My friend and former student, Melissa came to pick me up this morning for the walk to church.  She is a social person.  She is a twin, but she alone got all the physical problems and a floating brain growth that is causing her more tremors and instability as she ages.  She is 17 now.  She loves the people at church as they talk kindly to her and treat her as an adult.  She is 17 but looks so tiny next to Father Dan and our door greeter, Ken.  Father Dan's 
homily gave me a whole new slant on the tomb story and on what was going on during the meetings Jesus had later with followers.  I have some deep thinking to do out at the ranch.  But without the distractions of phones and internet I may be able to catch up on my contemplations, reading and books of cross-word puzzles too.  Melissa went up to the rail for a blessing and Dan knelt right down beside her.  After his few sentences with his hand on her head she said (she has a loud voice)   "I feel better already."  So there we were at the communion rail, all smiling and trying not to laugh out loud.  Somehow it was delightful and appropriate on a Hallelujah day.  Then when I got back into my pew she leaned over and said, "You know, Dan is really good at doing blessings."  That made me laugh and cry with delight.  What did she think he had been trained to do at theology school?  She probably doesn't know how much training they have to have.  But he really is good at connecting with children considering he only has two teenage daughters.
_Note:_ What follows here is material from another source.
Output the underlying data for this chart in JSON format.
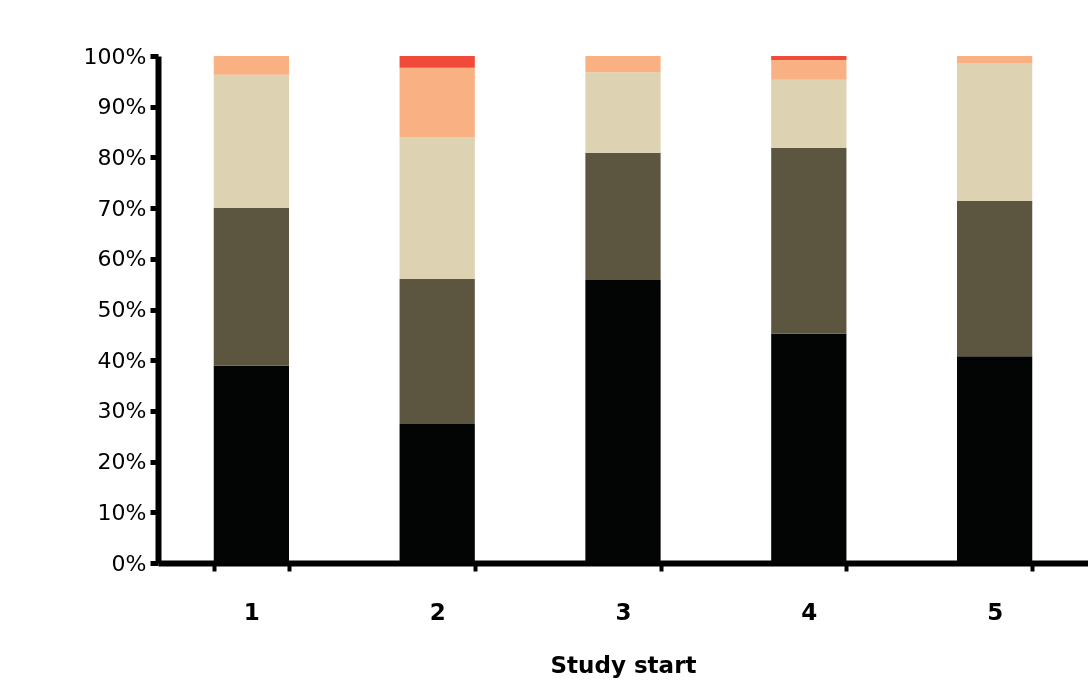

Below is one of my Crone friends who rides around town in the better weather on her special bicycle.  She brought me a crochet hook I had dropped on the floor at her house when we had our Friday Crones gathering for yakking, wine and appies.  She has one leg that doesn't work well due to polio, and another that was damaged by an exploding glass bottle.  She is a lovely, cheerful soul especially considering her trials.  We are all so happy to be getting out our clam-digger pants and sandals these days


Good bye and I will write notes in Open Office and then send a long catch-up blog when I get access again to civilization.  On the road again....in spring when the flowers are blooming even in the mountains.  Our road will be gravel not bluebells or daffodils or tulips but lovely too.